La finale devrait se jouer devant près de 500 personnes.

Qui a dit que ce n'était pas un sport?

Comment s'y retrouver

Les règles du Trollball ont évolué avec le temps et selon les pays où il est pratiqué.

Habituellement, deux équipes composées chacune de 12 joueurs armés d'une épée s'affrontent sur un terrain de 90 pieds (27 mètres) de long sur 50 pieds (15 mètres) de large. Au coup d'envoi, le but est de récupérer au centre du terrain une tête de troll qu'il faut placer dans le but adverse qui n'est autre qu'un baril.

Cinq joueurs par équipe sont sur le terrain au coup d'envoi.
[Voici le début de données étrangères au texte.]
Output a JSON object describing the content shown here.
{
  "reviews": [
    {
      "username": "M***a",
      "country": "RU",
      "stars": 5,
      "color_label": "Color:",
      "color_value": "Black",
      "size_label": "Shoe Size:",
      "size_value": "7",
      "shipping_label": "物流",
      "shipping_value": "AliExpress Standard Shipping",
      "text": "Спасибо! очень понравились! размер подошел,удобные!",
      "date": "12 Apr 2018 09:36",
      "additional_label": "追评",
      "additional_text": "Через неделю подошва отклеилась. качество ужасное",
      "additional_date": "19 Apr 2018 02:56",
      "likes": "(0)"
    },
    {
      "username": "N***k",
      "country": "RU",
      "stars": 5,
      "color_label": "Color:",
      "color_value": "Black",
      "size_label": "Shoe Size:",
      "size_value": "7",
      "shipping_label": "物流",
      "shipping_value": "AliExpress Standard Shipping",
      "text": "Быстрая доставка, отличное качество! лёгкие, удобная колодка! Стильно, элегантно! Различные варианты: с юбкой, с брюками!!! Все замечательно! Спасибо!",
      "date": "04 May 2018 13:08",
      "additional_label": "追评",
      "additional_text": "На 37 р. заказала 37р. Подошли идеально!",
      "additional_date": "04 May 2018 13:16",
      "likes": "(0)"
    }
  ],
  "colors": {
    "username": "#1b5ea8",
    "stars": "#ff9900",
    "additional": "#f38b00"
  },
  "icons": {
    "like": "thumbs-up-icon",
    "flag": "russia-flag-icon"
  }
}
Les trolleurs ont la charge de marquer, les abatteurs, celle de contrer les adversaires. Tout autour du terrain, deux «guérisseurs» par équipe doivent ramasser les épées de leurs coéquipiers immobilisés par un coup d'épée adverse. Une fois leur épée récupérée, les joueurs touchés doivent se rendre derrière leur ligne de but pour se faire remplacer.
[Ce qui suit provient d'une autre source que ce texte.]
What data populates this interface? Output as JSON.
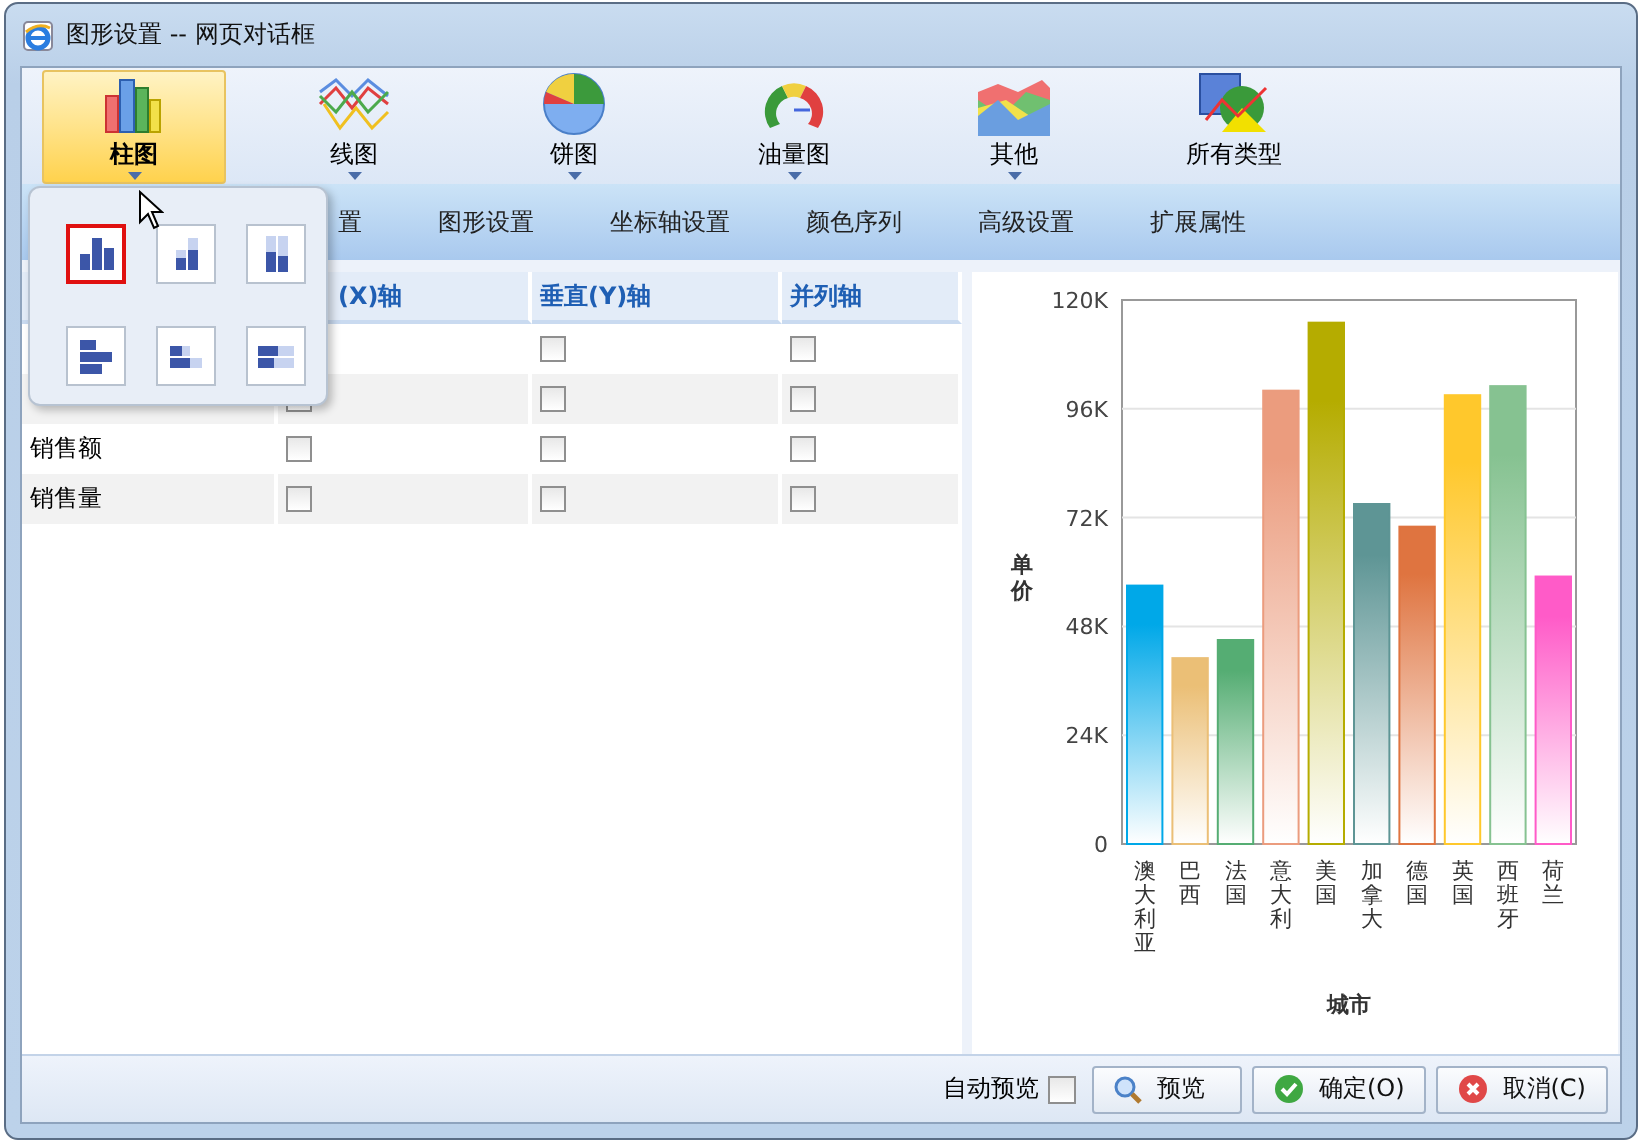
{
  "window": {
    "title": "图形设置 -- 网页对话框"
  },
  "ribbon": [
    {
      "label": "柱图",
      "kind": "bar",
      "selected": true,
      "has_menu": true
    },
    {
      "label": "线图",
      "kind": "line",
      "selected": false,
      "has_menu": true
    },
    {
      "label": "饼图",
      "kind": "pie",
      "selected": false,
      "has_menu": true
    },
    {
      "label": "油量图",
      "kind": "gauge",
      "selected": false,
      "has_menu": true
    },
    {
      "label": "其他",
      "kind": "area",
      "selected": false,
      "has_menu": true
    },
    {
      "label": "所有类型",
      "kind": "all",
      "selected": false,
      "has_menu": false
    }
  ],
  "subtype_menu": [
    {
      "kind": "clustered-column",
      "selected": true
    },
    {
      "kind": "stacked-column",
      "selected": false
    },
    {
      "kind": "full-column",
      "selected": false
    },
    {
      "kind": "clustered-bar",
      "selected": false
    },
    {
      "kind": "stacked-bar",
      "selected": false
    },
    {
      "kind": "full-bar",
      "selected": false
    }
  ],
  "tabs": [
    {
      "label": "置"
    },
    {
      "label": "图形设置"
    },
    {
      "label": "坐标轴设置"
    },
    {
      "label": "颜色序列"
    },
    {
      "label": "高级设置"
    },
    {
      "label": "扩展属性"
    }
  ],
  "table": {
    "columns": [
      "(X)轴",
      "垂直(Y)轴",
      "并列轴"
    ],
    "rows": [
      {
        "y": false,
        "parallel": false
      },
      {
        "x": false,
        "y": false,
        "parallel": false
      },
      {
        "label": "销售额",
        "x": false,
        "y": false,
        "parallel": false
      },
      {
        "label": "销售量",
        "x": false,
        "y": false,
        "parallel": false
      }
    ]
  },
  "chart": {
    "chart_data": {
      "type": "bar",
      "xlabel": "城市",
      "ylabel": "单价",
      "grid": true,
      "categories": [
        "澳大利亚",
        "巴西",
        "法国",
        "意大利",
        "美国",
        "加拿大",
        "德国",
        "英国",
        "西班牙",
        "荷兰"
      ],
      "values": [
        57000,
        41000,
        45000,
        100000,
        115000,
        75000,
        70000,
        99000,
        101000,
        59000
      ],
      "colors": [
        "#00a8e8",
        "#ebbf76",
        "#55ad73",
        "#eb9c7e",
        "#b5ac00",
        "#5e9595",
        "#df7440",
        "#ffc82c",
        "#86c291",
        "#ff5bc8"
      ],
      "ylim": [
        0,
        120000
      ],
      "yticks": [
        {
          "value": 0,
          "label": "0"
        },
        {
          "value": 24000,
          "label": "24K"
        },
        {
          "value": 48000,
          "label": "48K"
        },
        {
          "value": 72000,
          "label": "72K"
        },
        {
          "value": 96000,
          "label": "96K"
        },
        {
          "value": 120000,
          "label": "120K"
        }
      ]
    }
  },
  "footer": {
    "auto_preview": {
      "label": "自动预览",
      "checked": false
    },
    "buttons": [
      {
        "label": "预览",
        "kind": "preview"
      },
      {
        "label": "确定(O)",
        "kind": "ok"
      },
      {
        "label": "取消(C)",
        "kind": "cancel"
      }
    ]
  }
}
Trolleurs, abatteurs et guérisseurs peuvent être touchés à tout moment de la partie qui dure deux périodes de 10 minutes. Il faut donc être très stratégique si l'on ne veut pas se retrouver à court de joueurs sur le terrain.

Le jeu s'arrête et reprend au centre du terrain à chaque point marqué.

De la Belgique au Québec

«J'ai ramené cela dans mes bagages. J'y joue depuis l'âge de 14 ans. La première compétition à laquelle j'ai participé, c'était en Angleterre, à 16 ou 17 ans.»

Belge d'origine, Olivier Renard est celui à qui l'on doit la pratique du Trollball au Québec depuis plus de 15 ans. Issu du monde des jeux de rôle à caractère médiéval, le Trollball est à l'origine une activité plutôt burlesque pratiquée en Europe. «Au Québec, cela a très rapidement pris une dimension sportive, il faut être en forme pour y jouer. En Europe, c'est resté beaucoup plus ludique», explique celui qui est installé ici depuis 21 ans.

En fondant Bicolline, plus grand rassemblement d'amateurs de jeux de rôle au Québec, Olivier Renard a dans la foulée fait découvrir ce qui est devenu un sport aux yeux de ses adeptes. «L'épicentre est à Bicolline», dit-il, même si depuis, d'autres rassemblements du même genre essaiment dans la province. Avec pour conséquence que le Trollball serait aujourd'hui pratiqué un peu partout au Québec par près d'un millier de personnes.

Aux dernières nouvelles, le Trollball serait pratiqué dans les cours d'école de la Mauricie.